I'll add my $0.02 as well... last April when my Aztec came due for its
annual ('69 D model) I considered the price of the tube and the labor
involved in pulling to tube to inspect it, and redoing the inspection
ever 500 hrs I decided to be done with it an just replace the tube.
Here's where the fun began...Tube arrives, the mechanic looks closely at
the instructions lays it out as per the instructions and first thing he
notices is if you lined up the bell cranks with the curf cut as
instructed, the flaps will not line up properly. turns out when Piper
built the plane they drilled the hole wrong or cut the curf wrong or
something. Ok, no problem, he rotated the bell crank a few degrees (the
hole needed to be moved about 1/16" of an inch) lines the ends up flush
and drills and reams out the hold.
goes to put the tube in the airplane and finds out that the new tube is
about 1/16" of an inch shorter than the original tube and won't fit in
the bearing blocks, and is now trash.
Second tube comes from the distributer in a FedEx tube, tube arrives
with a 2" hole punched through the bottom and no torque tube.
Third tube comes from the distributer, this time the torque tube is
still inside (barely) and is successfully installed.

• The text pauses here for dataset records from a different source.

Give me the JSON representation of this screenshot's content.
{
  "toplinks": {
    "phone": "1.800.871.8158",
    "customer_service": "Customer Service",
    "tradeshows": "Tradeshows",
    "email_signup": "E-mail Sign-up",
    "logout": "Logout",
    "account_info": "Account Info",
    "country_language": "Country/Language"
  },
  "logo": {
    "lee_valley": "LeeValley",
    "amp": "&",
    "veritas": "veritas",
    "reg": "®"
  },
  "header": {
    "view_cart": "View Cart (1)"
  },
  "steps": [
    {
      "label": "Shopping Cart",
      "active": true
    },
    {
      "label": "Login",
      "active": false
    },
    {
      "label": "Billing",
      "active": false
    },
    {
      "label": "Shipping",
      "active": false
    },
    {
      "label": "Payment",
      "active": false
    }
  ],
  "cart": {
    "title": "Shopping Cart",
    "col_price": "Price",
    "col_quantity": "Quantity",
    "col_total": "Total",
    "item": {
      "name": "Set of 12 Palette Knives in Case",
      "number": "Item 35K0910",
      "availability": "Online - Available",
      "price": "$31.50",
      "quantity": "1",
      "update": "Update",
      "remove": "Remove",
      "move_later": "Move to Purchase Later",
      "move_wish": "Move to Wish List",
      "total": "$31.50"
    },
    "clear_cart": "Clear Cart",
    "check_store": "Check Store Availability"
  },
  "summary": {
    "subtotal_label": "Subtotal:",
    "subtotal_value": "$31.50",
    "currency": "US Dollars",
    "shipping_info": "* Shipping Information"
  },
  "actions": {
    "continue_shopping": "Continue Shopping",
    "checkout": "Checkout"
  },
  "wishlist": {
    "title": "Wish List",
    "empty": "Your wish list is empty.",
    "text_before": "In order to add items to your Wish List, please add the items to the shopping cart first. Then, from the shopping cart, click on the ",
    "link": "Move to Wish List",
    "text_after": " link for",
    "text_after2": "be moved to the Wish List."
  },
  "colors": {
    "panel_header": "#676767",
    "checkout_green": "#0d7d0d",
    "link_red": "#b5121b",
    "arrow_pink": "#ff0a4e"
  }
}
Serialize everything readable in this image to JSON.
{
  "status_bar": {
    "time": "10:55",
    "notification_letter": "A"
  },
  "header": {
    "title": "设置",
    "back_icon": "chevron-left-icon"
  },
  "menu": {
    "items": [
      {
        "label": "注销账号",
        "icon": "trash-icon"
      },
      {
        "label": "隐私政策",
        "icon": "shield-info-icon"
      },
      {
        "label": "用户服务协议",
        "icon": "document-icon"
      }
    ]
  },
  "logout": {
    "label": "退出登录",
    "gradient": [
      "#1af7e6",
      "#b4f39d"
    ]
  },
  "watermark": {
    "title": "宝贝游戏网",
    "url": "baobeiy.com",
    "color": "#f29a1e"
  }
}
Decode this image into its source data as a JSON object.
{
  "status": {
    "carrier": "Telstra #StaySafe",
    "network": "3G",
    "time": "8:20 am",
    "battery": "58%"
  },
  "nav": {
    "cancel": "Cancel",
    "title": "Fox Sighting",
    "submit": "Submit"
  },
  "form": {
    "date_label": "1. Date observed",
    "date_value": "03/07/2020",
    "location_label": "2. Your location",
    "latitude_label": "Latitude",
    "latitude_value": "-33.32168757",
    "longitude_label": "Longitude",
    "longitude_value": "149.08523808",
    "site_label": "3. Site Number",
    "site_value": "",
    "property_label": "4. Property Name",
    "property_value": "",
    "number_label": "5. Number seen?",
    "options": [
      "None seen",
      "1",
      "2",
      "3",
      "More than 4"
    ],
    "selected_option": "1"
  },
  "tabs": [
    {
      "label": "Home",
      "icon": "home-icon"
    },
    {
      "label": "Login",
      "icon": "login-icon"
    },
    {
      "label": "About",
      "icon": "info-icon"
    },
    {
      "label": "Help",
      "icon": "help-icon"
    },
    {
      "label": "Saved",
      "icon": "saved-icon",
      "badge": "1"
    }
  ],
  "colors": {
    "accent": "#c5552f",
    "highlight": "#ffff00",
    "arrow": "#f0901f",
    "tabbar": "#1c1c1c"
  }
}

In other words remember that these planes were really built one at a
time and the instructions are just a guide but not always definitive.
Jeff
Steven wrote:
My 2 cents. We complied with the AD by putting in the new torque tube.
drilled it at the mechanical facility at the FBO and reinstalled it.
Airplane flew wing down and yawed left and right depending on the amount of
flaps. Took it out and examined and reinstalled to no effect.
Obtained an second new torque tube and had a machine shop drill it out and
then installed.
Airplane is in a slip at cruise and yaws with flaps. factory and dealer of
no help.
So.........while practicing approach to landing stalls, the aircraft
suddenly fills with mist. The gear are down and locked. The mist appeared
when lowering flaps. You got it . The torque tube had impinged on the
aileron cable, placed it under tension, caused sideslip in the aircraft and
also caused the aileron cable to saw through the hard aluminum hydraulic
line leading to the flaps.
I do not know that there is a moral to the story. Flying airplanes is
expensive.
"zatatime" wrote in message
...
On Sun, 31 Oct 2004 01:08:04 GMT, Kyler Laird
wrote:
zatatime writes:
Can anyone point me to a link for Piper Service Bulletin 1051B?
http://www.caa-rs.si/images/pripone/..._MSB_1051B.pdf
http://www.airweb.faa.gov/Regulatory...A?OpenDocument
http://www.tdatacorp.com/03-09-13.HTM
I've got a paper copy around here somewhere. I complied with it
years ago.
--kyler
Thanks! I had the Tdata link and the AD itself. Now I've got a pdf
of the SB and I'm psyched! Thank you for posting this for me.